基于改进U-Net的农业大棚高分遥感影像语义分割模型

    Semantic segmentation model for agricultural greenhouses in high-resolution remote sensing images using an improved U-Net

    • 摘要: 准确获取农业大棚的空间分布信息对于优化设施农业布局、推动乡村振兴和保障粮食安全具有重要意义。针对现有方法存在的多尺度上下文语义信息挖掘不足、边缘分割模糊以及模型精度不高等问题,该研究以QuickBird和GeoEye-1卫星影像为数据源,提出了一种基于改进U-Net的农业大棚语义分割模型MEDNet(multi-scale edge-enhanced dense-skip-connection Network)。首先,设计密集跨层跳跃连接(dense cross-layer skip connection,DCSC)替换U-Net原始跳跃连接,实现多层级语义特征的跨尺度融合与优化;其次,设计边缘感知特征增强模块(edge-aware feature enhancement module,EAFEM),综合利用Sobel算子与Swin Transformer架构,增强对农业大棚边界细节特征的表达能力;此外,设计近红外波段增强模块(multi-scale spectral enhancement module,MS-SEM),利用多尺度膨胀卷积与通道注意力机制,充分挖掘近红外波段的多尺度光谱信息。
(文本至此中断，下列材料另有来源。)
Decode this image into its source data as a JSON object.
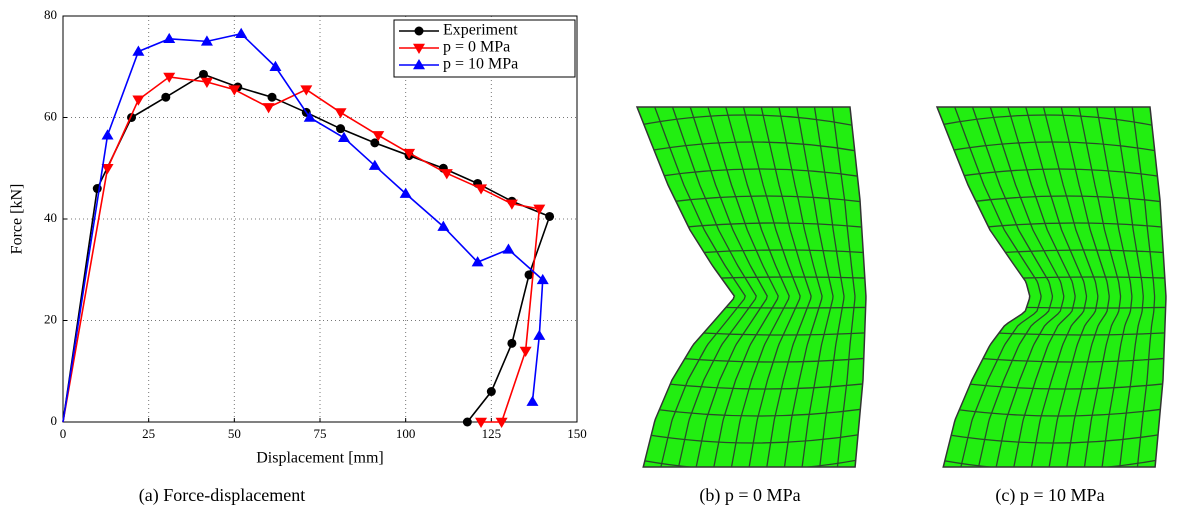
{
  "chart_data": {
    "type": "line",
    "xlabel": "Displacement [mm]",
    "ylabel": "Force [kN]",
    "xlim": [
      0,
      150
    ],
    "ylim": [
      0,
      80
    ],
    "xticks": [
      0,
      25,
      50,
      75,
      100,
      125,
      150
    ],
    "yticks": [
      0,
      20,
      40,
      60,
      80
    ],
    "grid": true,
    "legend": "upper right",
    "series": [
      {
        "name": "Experiment",
        "color": "#000000",
        "marker": "circle",
        "x": [
          10,
          20,
          30,
          41,
          51,
          61,
          71,
          81,
          91,
          101,
          111,
          121,
          131,
          142,
          136,
          131,
          125,
          118
        ],
        "values": [
          46,
          60,
          64,
          68.5,
          66,
          64,
          61,
          57.8,
          55,
          52.5,
          50,
          47,
          43.5,
          40.5,
          29,
          15.5,
          6,
          0
        ]
      },
      {
        "name": "p =   0 MPa",
        "color": "#ff0000",
        "marker": "triangle-down",
        "x": [
          13,
          22,
          31,
          42,
          50,
          60,
          71,
          81,
          92,
          101,
          112,
          122,
          131,
          139,
          135,
          128,
          122
        ],
        "values": [
          50,
          63.5,
          68,
          67,
          65.5,
          62,
          65.5,
          61,
          56.5,
          53,
          49,
          46,
          43,
          42,
          14,
          0,
          0
        ]
      },
      {
        "name": "p = 10 MPa",
        "color": "#0000ff",
        "marker": "triangle-up",
        "x": [
          13,
          22,
          31,
          42,
          52,
          62,
          72,
          82,
          91,
          100,
          111,
          121,
          130,
          140,
          139,
          137
        ],
        "values": [
          56.5,
          73,
          75.5,
          75,
          76.5,
          70,
          60,
          56,
          50.5,
          45,
          38.5,
          31.5,
          34,
          28,
          17,
          4
        ]
      }
    ]
  },
  "captions": [
    "(a) Force-displacement",
    "(b) p = 0 MPa",
    "(c) p = 10 MPa"
  ]
}
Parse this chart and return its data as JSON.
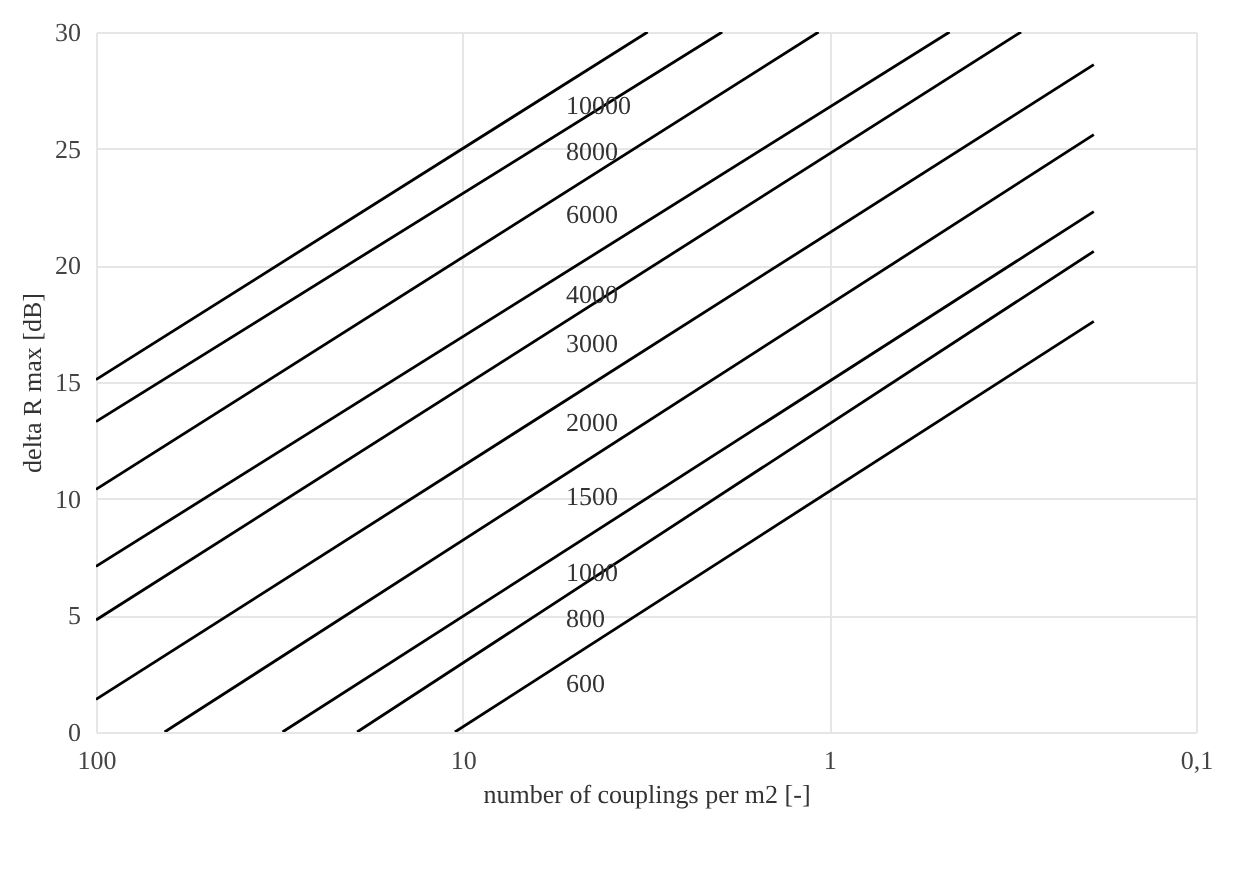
{
  "chart_data": {
    "type": "line",
    "xlabel": "number of couplings per m2 [-]",
    "ylabel": "delta R max [dB]",
    "log": "x",
    "xlim": [
      100,
      0.1
    ],
    "xticks": [
      100,
      10,
      1,
      {
        "value": 0.1,
        "label": "0,1"
      }
    ],
    "ylim": [
      0,
      30
    ],
    "yticks": [
      0,
      5,
      10,
      15,
      20,
      25,
      30
    ],
    "grid": true,
    "legend": false,
    "marker": "none",
    "line_style": "solid",
    "series": [
      {
        "name": "10000",
        "color": "#000000",
        "x": [
          100,
          3.13
        ],
        "values": [
          15.1,
          30
        ]
      },
      {
        "name": "8000",
        "color": "#000000",
        "x": [
          100,
          1.96
        ],
        "values": [
          13.3,
          30
        ]
      },
      {
        "name": "6000",
        "color": "#000000",
        "x": [
          100,
          1.07
        ],
        "values": [
          10.4,
          30
        ]
      },
      {
        "name": "4000",
        "color": "#000000",
        "x": [
          100,
          0.47
        ],
        "values": [
          7.1,
          30
        ]
      },
      {
        "name": "3000",
        "color": "#000000",
        "x": [
          100,
          0.3
        ],
        "values": [
          4.8,
          30
        ]
      },
      {
        "name": "2000",
        "color": "#000000",
        "x": [
          100,
          0.19
        ],
        "values": [
          1.4,
          28.6
        ]
      },
      {
        "name": "1500",
        "color": "#000000",
        "x": [
          65,
          0.19
        ],
        "values": [
          0,
          25.6
        ]
      },
      {
        "name": "1000",
        "color": "#000000",
        "x": [
          31,
          0.19
        ],
        "values": [
          0,
          22.3
        ]
      },
      {
        "name": "800",
        "color": "#000000",
        "x": [
          19.4,
          0.19
        ],
        "values": [
          0,
          20.6
        ]
      },
      {
        "name": "600",
        "color": "#000000",
        "x": [
          10.5,
          0.19
        ],
        "values": [
          0,
          17.6
        ]
      }
    ]
  }
}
最终,在模型瓶颈层进行特征融合,将近红外光谱特征、边缘特征与深层语义特征进行拼接,联合光谱-边缘-语义特征实现深层特征补偿。试验结果表明,MEDNet能够有效提升农业大棚提取精度,其中QuickBird数据上F1值和IoU分别达到93.11%和84.42%,与DeepLabv3+、U-Net、MACU-Net和U-Netformer模型相比F1提升1.63~3.07个百分点、IoU提升3.93~6.52个百分点;GeoEye-1数据上F1值和IoU分别达到95.59%和90.67%,与其他对比模型相比F1提升0.84~2.19个百分点、IoU提升2.05~4.15个百分点。研究可为基于高分影像的设施农业用地遥感监测提供技术支持。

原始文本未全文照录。